N° 1003 | du 27 janvier 2011

Faits de société

Le 27 janvier 2011

Refonder la protection de l’enfance ?

Joël Plantet

Se proposant de traduire les inquiétudes et les aspirations des professionnels, un manifeste propose onze axes de changement sous forme d’appel en direction des pouvoirs publics et des politiques.

Que sont devenus les enfants en danger cinq ans après la fin de leur prise en charge ? En matière de protection de l’enfance, il existe un réel déficit d’évaluation… À cela s’ajoutent des insuffisances notoires dans la formation des professionnels, et le poids écrasant des normes oblitérant leur autonomie et leurs pratiques. À ce sévère constat de carences dressé par l’Observatoire de l’action sociale décentralisée (ODAS), les réponses attendues se conjuguent en pérennisation des moyens et en décloisonnements divers : social, médico-social et sanitaire, scolaire et insertion, social et pénal… Le 18 janvier à Paris, l’association nationale des assistants de service social (ANAS), l’organisation nationale des éducateurs spécialisés (ONES) et les organisateurs des quatrièmes assises nationales de la protection de l’enfance (tenues à Marseille les 28 et 29 juin 2010 LS n° 991) ont voulu lancer un appel aux politiques.

Les professionnels présents – Françoise Léglise et Jean-Marie Vauchez, respectivement présidents de l’ANAS et de l’ONES – ont confirmé une prévention mise à mal par des connotations sécuritaires, des coupes budgétaires drastiques, une avalanche législative, l’application lacunaire de la loi 2002, et des formations sociales en bouleversement… Dans les équipes, les groupes d’analyse des pratiques ont des difficultés à se mettre en place… En se prononçant joliment pour une « éducation durable », le porte-parole de l’ONES a insisté sur les ruptures et les discontinuités dans les prises en charge.

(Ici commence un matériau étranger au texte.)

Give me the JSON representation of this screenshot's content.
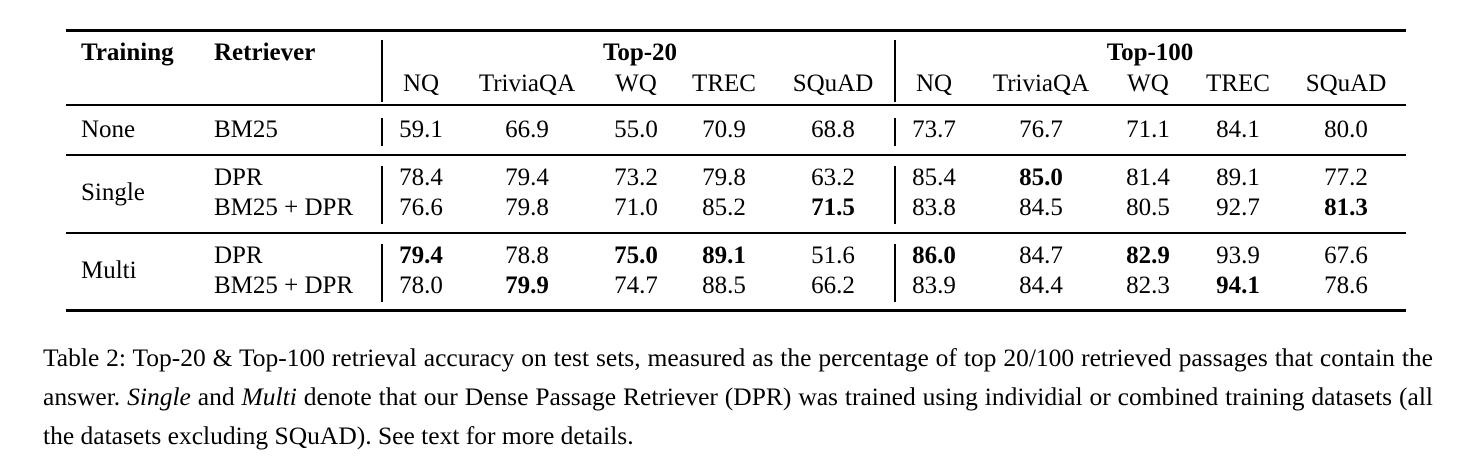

Faire de l’évolution des pratiques l’objectif premier

Onze points d’exigences ont été déroulés : la relation des professionnels aux familles doit se rénover pour aboutir à une co-construction des réponses, avec « une reconnaissance continue et réciproque, le recours à un langage partagé, le refus du concept d’usager au profit de celui de parent  ». Une plus forte implication territoriale et des actions collectives devraient favoriser une interaction entre l’environnement et la famille. Concernant la formation, il s’agit désormais de « faire de l’évolution des pratiques professionnelles l’objectif premier » et de favoriser la complémentarité, mais aussi la prise de risque. L’accueil en établissement doit être lui aussi rénové en profondeur ; plus largement, une « réelle impulsion à dimension stratégique » pourrait être donnée au travail social. Il est également recommandé de « veiller à une plus grande cohérence de la décision publique » par une évaluation de chaque dispositif et une gestion des ressources humaines «  propres au travail social ».

Autres idées : mettre en place des espaces éthiques, où l’on puisse, entre professionnels, évoquer des initiatives adaptées ; améliorer l’orientation et l’intervention par l’observation des parcours d’enfants ; donner une nouvelle impulsion au partenariat en s’appuyant sur ces « structures de travail partagées » prévues par la loi du 5 mars 2007 et prévoyant la coopération entre professionnels… Par ailleurs, la protection de l’enfance doit être pensée au plus haut niveau comme impliquant toutes les politiques publiques, en particulier celles touchant à la prévention des risques sanitaires, à la santé mentale et à la pédopsychiatrie (dont la représentante de l’ANAS a rappelé à quel point elle souffrait…). Une dernière proposition préconise la sensibilisation de l’opinion sur la question de l’enfance afin d’impliquer davantage la société et de consolider le maillage social. Ce texte sera envoyé aux conseils généraux et probablement aux assemblées parlementaires. Via leurs organisations respectives, les professionnels devraient en entendre parler…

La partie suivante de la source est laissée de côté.